Ketika Tepi Barat berada dalam kekacauan, pemerintahan nasionalis di Israel yang menolak segala prospek pembentukan negara Palestina. “Kita berada di akhir sebuah era baik di Palestina maupun Israel dan mungkin di kawasan secara keseluruhan,” kata Hanan Ashrawi, seorang aktivis sipil dan mantan juru bicara delegasi Palestina untuk proses perdamaian pada 1990-an.
“Seluruh generasi, era pembicaraan tentang saling pengakuan, dua negara, negosiasi penyelesaian, resolusi damai akan segera berakhir di Palestina,” katanya.
Hanya sedikit pihak yang percaya bahwa ada prospek realistis dari solusi dua negara, Palestina merdeka dan berdiri berdampingan dengan Israel. Ide tersebut, menurut Ashrawi, kini hanya sekedar “fiksi”.
Dengan adanya hambatan yang memisahkan kedua belah pihak di Tepi Barat, generasi muda Israel dan Palestina tumbuh dengan sedikit pengetahuan satu sama lain sejak perjanjian pertama ditandatangani pada 13 September 1993. “Oslo dan saya lahir pada tahun yang sama,” kata Mohannad Qafesha, seorang aktivis hukum di kota Hebron di selatan.
"Bagi saya, saya lahir dan ada pos pemeriksaan di sekitar saya, di sekitar rumah kami, jika saya meninggalkan rumah dan pergi ke kota untuk mengunjungi teman-teman saya, saya harus melewati pos pemeriksaan tersebut," ujarnya.
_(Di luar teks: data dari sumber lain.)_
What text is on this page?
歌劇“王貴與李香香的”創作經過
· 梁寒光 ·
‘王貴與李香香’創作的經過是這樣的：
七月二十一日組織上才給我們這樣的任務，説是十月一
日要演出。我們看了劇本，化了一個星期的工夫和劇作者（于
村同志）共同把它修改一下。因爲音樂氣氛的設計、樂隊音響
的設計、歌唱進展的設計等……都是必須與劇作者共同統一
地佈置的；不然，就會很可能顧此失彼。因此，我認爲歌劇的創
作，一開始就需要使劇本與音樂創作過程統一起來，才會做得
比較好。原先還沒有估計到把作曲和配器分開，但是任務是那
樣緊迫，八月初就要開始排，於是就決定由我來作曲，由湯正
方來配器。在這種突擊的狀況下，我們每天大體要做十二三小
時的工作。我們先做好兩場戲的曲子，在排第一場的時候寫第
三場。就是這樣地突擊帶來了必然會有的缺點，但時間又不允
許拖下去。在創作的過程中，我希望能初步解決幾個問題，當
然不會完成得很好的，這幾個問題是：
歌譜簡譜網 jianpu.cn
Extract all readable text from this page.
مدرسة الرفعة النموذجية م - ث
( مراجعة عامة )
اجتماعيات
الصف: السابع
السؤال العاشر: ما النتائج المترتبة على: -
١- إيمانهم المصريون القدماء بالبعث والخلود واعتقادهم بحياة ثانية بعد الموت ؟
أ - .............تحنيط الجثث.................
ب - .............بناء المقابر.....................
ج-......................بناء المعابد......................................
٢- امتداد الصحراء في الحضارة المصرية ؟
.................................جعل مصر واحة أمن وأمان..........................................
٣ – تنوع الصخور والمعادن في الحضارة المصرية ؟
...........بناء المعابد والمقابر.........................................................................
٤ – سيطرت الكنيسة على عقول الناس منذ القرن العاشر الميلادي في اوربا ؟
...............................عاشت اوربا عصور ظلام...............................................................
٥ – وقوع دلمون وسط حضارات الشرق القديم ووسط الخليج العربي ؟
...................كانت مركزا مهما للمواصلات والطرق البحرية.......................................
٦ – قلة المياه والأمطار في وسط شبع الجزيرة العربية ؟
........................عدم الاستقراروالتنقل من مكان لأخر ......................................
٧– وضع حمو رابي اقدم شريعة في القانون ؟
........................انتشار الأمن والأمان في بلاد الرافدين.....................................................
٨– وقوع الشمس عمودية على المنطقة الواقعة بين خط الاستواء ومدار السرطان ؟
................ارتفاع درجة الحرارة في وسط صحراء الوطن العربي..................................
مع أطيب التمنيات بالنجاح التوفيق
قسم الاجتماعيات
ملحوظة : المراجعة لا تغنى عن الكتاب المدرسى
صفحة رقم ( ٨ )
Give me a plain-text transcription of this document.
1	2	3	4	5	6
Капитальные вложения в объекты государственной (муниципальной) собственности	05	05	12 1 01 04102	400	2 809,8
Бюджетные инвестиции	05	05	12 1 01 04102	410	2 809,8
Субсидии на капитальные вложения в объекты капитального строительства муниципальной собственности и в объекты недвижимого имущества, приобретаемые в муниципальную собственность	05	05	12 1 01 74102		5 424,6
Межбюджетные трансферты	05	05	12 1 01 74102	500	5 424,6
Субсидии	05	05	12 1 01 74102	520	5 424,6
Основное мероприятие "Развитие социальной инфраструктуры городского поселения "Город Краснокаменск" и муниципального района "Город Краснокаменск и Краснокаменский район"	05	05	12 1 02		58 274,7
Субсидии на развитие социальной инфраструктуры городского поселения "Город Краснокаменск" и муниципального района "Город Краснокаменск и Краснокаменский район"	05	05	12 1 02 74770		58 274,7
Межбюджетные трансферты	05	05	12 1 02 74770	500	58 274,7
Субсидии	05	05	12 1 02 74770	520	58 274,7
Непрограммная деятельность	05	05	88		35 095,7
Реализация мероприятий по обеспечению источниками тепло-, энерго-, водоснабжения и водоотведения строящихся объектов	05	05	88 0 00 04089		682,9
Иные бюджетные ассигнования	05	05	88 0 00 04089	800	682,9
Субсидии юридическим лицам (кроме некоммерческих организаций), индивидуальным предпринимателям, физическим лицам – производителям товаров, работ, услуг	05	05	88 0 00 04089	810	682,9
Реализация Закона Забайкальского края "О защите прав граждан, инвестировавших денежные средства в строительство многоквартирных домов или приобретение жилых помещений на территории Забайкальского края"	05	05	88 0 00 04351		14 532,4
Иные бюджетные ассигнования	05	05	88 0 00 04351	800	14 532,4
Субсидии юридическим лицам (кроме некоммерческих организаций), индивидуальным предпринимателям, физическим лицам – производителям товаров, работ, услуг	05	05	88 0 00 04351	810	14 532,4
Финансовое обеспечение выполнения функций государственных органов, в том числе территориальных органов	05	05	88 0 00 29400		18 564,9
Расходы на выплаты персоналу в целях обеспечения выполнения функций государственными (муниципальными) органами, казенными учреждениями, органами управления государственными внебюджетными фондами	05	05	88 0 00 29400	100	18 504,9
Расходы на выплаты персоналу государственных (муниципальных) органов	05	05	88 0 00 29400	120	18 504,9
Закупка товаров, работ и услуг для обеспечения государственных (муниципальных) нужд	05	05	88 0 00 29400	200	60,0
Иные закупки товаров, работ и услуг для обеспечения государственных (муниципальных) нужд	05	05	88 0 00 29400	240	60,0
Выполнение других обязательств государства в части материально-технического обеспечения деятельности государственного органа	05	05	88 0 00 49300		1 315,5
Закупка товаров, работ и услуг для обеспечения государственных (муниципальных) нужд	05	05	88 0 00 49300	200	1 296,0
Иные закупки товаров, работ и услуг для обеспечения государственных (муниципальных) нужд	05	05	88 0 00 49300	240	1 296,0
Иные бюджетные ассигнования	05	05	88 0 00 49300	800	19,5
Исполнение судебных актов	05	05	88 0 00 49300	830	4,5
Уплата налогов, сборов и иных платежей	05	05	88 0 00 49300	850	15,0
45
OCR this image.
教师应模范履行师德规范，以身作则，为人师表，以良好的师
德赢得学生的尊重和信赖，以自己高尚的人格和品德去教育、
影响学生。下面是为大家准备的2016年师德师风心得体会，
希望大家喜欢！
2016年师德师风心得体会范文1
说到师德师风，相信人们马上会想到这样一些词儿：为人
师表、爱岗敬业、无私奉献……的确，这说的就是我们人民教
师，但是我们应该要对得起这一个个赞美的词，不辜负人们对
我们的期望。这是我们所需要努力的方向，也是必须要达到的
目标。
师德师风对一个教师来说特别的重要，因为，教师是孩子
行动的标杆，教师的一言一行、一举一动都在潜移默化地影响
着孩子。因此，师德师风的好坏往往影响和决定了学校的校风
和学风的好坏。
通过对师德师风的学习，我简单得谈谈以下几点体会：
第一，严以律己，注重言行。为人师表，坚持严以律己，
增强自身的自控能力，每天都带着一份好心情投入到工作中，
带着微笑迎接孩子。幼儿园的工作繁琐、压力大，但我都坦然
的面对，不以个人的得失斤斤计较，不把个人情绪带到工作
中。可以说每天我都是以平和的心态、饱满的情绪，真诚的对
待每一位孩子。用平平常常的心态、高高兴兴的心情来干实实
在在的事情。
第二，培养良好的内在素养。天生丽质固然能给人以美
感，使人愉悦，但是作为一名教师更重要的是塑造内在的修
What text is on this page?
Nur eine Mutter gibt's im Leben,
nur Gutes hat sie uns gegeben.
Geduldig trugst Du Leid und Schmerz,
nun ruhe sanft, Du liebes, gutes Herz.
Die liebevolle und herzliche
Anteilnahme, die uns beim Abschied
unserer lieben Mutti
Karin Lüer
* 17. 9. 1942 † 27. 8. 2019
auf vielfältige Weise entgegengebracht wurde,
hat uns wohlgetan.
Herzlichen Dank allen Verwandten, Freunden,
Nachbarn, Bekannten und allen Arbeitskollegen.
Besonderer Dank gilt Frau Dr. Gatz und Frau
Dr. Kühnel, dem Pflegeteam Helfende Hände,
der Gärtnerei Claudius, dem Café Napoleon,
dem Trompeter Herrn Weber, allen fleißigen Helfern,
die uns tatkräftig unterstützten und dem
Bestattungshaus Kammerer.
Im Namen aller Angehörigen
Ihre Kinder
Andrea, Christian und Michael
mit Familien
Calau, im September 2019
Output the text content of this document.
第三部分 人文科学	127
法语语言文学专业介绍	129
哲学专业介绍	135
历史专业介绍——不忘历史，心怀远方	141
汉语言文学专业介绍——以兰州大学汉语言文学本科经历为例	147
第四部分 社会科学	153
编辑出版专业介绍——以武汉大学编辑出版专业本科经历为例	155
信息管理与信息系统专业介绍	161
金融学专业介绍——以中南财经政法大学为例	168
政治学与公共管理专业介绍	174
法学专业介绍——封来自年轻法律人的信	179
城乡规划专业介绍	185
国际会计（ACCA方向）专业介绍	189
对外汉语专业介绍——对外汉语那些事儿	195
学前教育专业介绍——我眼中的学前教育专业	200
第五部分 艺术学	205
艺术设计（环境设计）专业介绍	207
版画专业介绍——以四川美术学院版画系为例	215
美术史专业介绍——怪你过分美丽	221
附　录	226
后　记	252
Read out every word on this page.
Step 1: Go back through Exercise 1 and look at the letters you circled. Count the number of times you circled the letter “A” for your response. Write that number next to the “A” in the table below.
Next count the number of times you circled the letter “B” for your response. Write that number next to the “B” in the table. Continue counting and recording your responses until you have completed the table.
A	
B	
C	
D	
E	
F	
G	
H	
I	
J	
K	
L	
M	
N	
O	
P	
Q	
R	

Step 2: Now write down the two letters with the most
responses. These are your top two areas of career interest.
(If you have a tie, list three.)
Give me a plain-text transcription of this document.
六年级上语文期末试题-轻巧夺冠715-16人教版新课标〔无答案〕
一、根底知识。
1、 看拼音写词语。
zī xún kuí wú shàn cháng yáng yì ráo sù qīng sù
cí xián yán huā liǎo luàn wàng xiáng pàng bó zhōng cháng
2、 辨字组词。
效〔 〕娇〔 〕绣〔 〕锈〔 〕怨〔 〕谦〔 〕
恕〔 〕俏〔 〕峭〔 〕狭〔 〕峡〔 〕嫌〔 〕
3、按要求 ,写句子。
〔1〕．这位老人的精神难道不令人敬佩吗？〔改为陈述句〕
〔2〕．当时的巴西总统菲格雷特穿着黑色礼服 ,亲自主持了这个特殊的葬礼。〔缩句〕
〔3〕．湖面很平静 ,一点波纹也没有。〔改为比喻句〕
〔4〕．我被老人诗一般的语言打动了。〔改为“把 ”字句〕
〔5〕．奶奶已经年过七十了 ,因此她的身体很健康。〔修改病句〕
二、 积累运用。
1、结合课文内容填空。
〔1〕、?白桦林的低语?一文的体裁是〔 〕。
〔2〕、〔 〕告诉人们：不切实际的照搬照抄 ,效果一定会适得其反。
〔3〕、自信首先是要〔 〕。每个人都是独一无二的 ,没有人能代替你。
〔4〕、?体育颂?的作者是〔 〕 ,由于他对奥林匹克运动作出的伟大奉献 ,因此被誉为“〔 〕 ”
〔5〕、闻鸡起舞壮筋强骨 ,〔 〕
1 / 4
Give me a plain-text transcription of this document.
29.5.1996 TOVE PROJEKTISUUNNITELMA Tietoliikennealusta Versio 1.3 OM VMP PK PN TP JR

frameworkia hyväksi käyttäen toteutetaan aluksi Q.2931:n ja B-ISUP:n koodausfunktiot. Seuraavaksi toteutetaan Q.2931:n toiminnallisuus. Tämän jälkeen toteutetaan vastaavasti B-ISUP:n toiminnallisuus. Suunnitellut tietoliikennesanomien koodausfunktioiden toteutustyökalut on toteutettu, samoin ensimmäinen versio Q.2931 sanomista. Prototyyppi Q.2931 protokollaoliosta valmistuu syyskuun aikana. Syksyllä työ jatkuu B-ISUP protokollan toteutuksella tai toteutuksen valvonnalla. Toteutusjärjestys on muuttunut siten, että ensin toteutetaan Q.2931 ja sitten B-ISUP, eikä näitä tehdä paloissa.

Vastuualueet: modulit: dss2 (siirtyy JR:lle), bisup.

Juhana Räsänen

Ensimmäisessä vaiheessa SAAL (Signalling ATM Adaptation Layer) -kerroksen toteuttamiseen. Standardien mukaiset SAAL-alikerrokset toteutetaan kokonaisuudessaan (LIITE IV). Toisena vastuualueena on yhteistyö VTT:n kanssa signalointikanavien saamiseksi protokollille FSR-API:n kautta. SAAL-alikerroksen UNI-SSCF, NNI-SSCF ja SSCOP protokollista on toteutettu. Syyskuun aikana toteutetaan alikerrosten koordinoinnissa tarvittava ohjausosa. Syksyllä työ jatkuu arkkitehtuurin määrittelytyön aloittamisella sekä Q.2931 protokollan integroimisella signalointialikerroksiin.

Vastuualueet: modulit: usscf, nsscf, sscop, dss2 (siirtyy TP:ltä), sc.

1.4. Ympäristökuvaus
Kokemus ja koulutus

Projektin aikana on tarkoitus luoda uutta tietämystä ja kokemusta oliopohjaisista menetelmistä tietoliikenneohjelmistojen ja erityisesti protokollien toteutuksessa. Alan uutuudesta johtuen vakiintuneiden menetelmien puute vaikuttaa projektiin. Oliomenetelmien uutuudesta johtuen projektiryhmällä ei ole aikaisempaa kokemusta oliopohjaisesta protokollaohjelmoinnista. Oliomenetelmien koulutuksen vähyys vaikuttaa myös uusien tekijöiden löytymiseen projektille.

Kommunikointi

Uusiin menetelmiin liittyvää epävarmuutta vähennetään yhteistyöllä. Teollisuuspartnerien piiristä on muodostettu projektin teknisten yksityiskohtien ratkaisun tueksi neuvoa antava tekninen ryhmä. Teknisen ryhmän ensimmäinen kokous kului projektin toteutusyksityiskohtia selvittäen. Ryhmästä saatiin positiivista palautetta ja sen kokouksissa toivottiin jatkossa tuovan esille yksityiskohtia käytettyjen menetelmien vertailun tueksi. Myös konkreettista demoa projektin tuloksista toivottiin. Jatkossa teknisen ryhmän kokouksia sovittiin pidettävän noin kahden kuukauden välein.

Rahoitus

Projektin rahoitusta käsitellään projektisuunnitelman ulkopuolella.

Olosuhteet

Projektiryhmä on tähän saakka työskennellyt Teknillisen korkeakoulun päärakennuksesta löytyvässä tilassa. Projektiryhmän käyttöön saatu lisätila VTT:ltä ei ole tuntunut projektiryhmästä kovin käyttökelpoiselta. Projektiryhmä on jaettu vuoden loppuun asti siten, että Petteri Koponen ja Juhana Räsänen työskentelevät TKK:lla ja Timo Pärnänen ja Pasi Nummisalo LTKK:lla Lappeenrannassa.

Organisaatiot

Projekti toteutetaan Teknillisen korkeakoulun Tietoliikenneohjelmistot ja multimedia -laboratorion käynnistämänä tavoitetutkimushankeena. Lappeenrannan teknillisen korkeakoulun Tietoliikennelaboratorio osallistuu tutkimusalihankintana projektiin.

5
Menurut angka Perserikatan Bangsa-Bangsa (PBB), sekitar 700 ribu pemukim Yahudi kini menetap di Tepi Barat dan Yerusalem Timur, yang merupakan inti negara Palestina di masa depan. Pembangunan pemukiman pun berkembang pesat. Diperkirakan 3,2 juta warga Palestina tinggal di Tepi Barat dan 2,2 juta di Gaza.
Kekerasan selama 18 bulan terakhir telah menyebabkan puluhan warga Israel, termasuk warga sipil dan tentara, meninggal dalam serangan yang dilakukan oleh warga Palestina di Tepi Barat dan Israel. Sedangkan serangan kurang ajar yang dilakukan oleh pemukim Yahudi di kota-kota dan desa-desa Palestina, ditambah tindakan keras oleh petugas.
Pasukan Israel telah menewaskan ratusan...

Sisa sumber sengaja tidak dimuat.